Hm. Not bad, kiddo. I have worked with 40-year-olds with less self-awareness, whether I agree to call it a "disability" or not. Some days I want to. Not in the, "It's not my fault, I have a disability," sense. More like a developmental delay, or a learning problem, the way Ross Greene has framed it. (Dr. Ross Greene, developer of the Collaborative Problem Solving approach to challenging kids, totally rocks. More on him later. But if you can't wait until then, go check out his resource-rich website at http://www.livesinthebalance.org/.)
I'm on the School Council, and I've listened to all the initiatives that go on for kids who don't acquire skills the same way the other kids do. Do you have dyslexia or other reading challenges? We have literacy coaching for kids to help you catch up. Do you struggle with graphomotor tasks? No problem, we have Handwriting Without Tears and printing camp to get you more comfortable and more fluent. Are you having a hard time mastering the foundations of numeracy? It's okay, there's math boosters and individual coaching. Do you have trouble controlling your emotions and developing social skills equivalent to your peers'? Go sit in the timeout chair, and if that doesn't give you the skills, off to the principal's office with you.

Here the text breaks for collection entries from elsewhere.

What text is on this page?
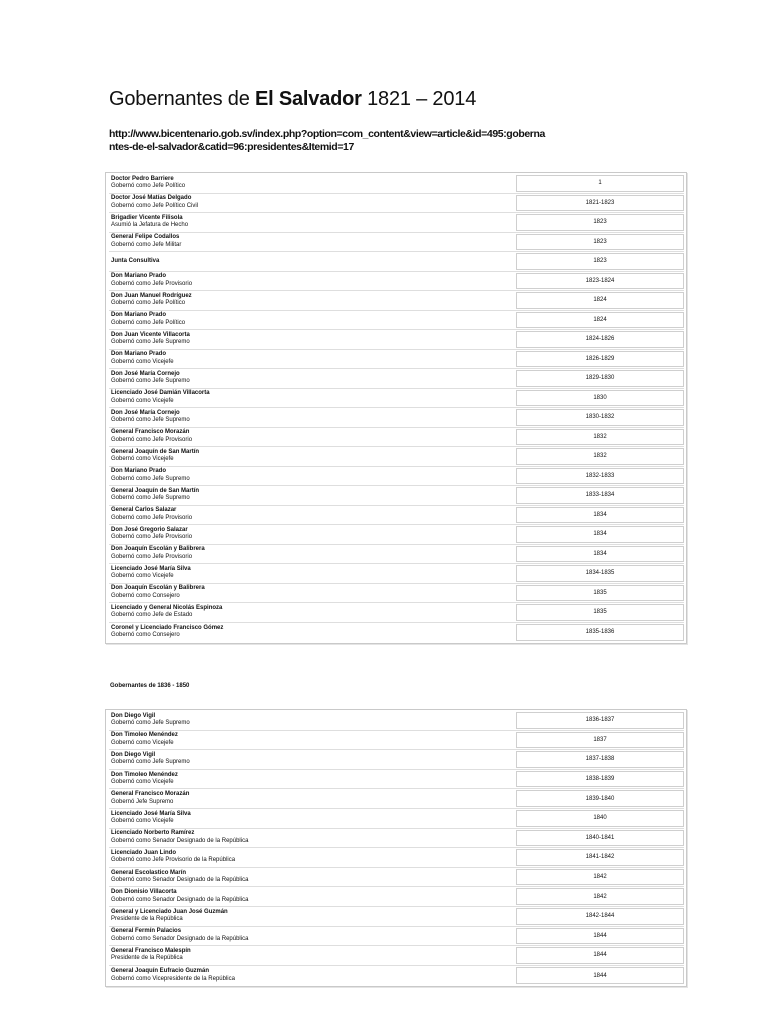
Gobernantes de El Salvador 1821 – 2014
http://www.bicentenario.gob.sv/index.php?option=com_content&view=article&id=495:gobernantes-de-el-salvador&catid=96:presidentes&Itemid=17
Doctor Pedro Barriere
Gobernó como Jefe Político	1
Doctor José Matías Delgado
Gobernó como Jefe Político Civil	1821-1823
Brigadier Vicente Filisola
Asumió la Jefatura de Hecho	1823
General Felipe Codallos
Gobernó como Jefe Militar	1823
Junta Consultiva	1823
Don Mariano Prado
Gobernó como Jefe Provisorio	1823-1824
Don Juan Manuel Rodríguez
Gobernó como Jefe Político	1824
Don Mariano Prado
Gobernó como Jefe Político	1824
Don Juan Vicente Villacorta
Gobernó como Jefe Supremo	1824-1826
Don Mariano Prado
Gobernó como Vicejefe	1826-1829
Don José María Cornejo
Gobernó como Jefe Supremo	1829-1830
Licenciado José Damián Villacorta
Gobernó como Vicejefe	1830
Don José María Cornejo
Gobernó como Jefe Supremo	1830-1832
General Francisco Morazán
Gobernó como Jefe Provisorio	1832
General Joaquín de San Martín
Gobernó como Vicejefe	1832
Don Mariano Prado
Gobernó como Jefe Supremo	1832-1833
General Joaquín de San Martín
Gobernó como Jefe Supremo	1833-1834
General Carlos Salazar
Gobernó como Jefe Provisorio	1834
Don José Gregorio Salazar
Gobernó como Jefe Provisorio	1834
Don Joaquín Escolán y Balibrera
Gobernó como Jefe Provisorio	1834
Licenciado José María Silva
Gobernó como Vicejefe	1834-1835
Don Joaquín Escolán y Balibrera
Gobernó como Consejero	1835
Licenciado y General Nicolás Espinoza
Gobernó como Jefe de Estado	1835
Coronel y Licenciado Francisco Gómez
Gobernó como Consejero	1835-1836
Gobernantes de 1836 - 1850
Don Diego Vigil
Gobernó como Jefe Supremo	1836-1837
Don Timoleo Menéndez
Gobernó como Vicejefe	1837
Don Diego Vigil
Gobernó como Jefe Supremo	1837-1838
Don Timoleo Menéndez
Gobernó como Vicejefe	1838-1839
General Francisco Morazán
Gobernó Jefe Supremo	1839-1840
Licenciado José María Silva
Gobernó como Vicejefe	1840
Licenciado Norberto Ramírez
Gobernó como Senador Designado de la República	1840-1841
Licenciado Juan Lindo
Gobernó como Jefe Provisorio de la República	1841-1842
General Escolastico Marín
Gobernó como Senador Designado de la República	1842
Don Dionisio Villacorta
Gobernó como Senador Designado de la República	1842
General y Licenciado Juan José Guzmán
Presidente de la República	1842-1844
General Fermín Palacios
Gobernó como Senador Designado de la República	1844
General Francisco Malespín
Presidente de la República	1844
General Joaquín Eufracio Guzmán
Gobernó como Vicepresidente de la República	1844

Time was, it was thought that people who struggled with basic literacy and numeracy were stupid, lazy or both. Now we know better. They are intelligent, motivated, and just need some extra help along the way, because the standard ways of learning the skills don't work for them.

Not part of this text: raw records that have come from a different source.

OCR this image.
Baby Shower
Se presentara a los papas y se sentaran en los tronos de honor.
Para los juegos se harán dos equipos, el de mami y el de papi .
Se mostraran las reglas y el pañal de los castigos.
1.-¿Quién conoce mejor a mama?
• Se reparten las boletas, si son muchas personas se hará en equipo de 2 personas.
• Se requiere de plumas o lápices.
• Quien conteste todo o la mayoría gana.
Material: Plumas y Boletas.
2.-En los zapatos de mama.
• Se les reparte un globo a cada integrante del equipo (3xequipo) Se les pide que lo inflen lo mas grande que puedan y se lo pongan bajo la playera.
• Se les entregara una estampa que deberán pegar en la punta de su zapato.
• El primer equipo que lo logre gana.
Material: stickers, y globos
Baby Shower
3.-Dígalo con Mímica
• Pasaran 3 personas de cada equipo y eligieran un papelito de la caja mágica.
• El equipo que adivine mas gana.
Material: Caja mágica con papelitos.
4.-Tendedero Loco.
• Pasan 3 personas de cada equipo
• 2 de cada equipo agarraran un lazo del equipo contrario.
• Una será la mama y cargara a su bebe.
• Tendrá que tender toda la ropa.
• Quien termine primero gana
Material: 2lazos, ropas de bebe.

Ross Greene hopes that in thirty years we'll have dropped the moral stigmas associated with poor self-regulation and challenging behaviour, and get down to brass tacks with figuring out how to teach the skills in the way that kid can learn them. And that means TEACHING them. Not just rewarding success and punishing failure. Think back to when you learned to drive. Did the teacher sit in the passenger seat with a big stick and a bag of Smarties, and whack you when you made a mistake, and dole out a Smartie when you did it right? No, they talked ahead of time about the challenge you were facing, then talked you through it. Practiced it until it worked well. Treated you like someone who WANTED to learn.
T.K. eventually went inside, apologized, and while I showered he got his turn, then promptly handed off to the next kid in line without a moment's hesitation. That's my boy. I hope they remember that part, when they're telling the meltdown story later.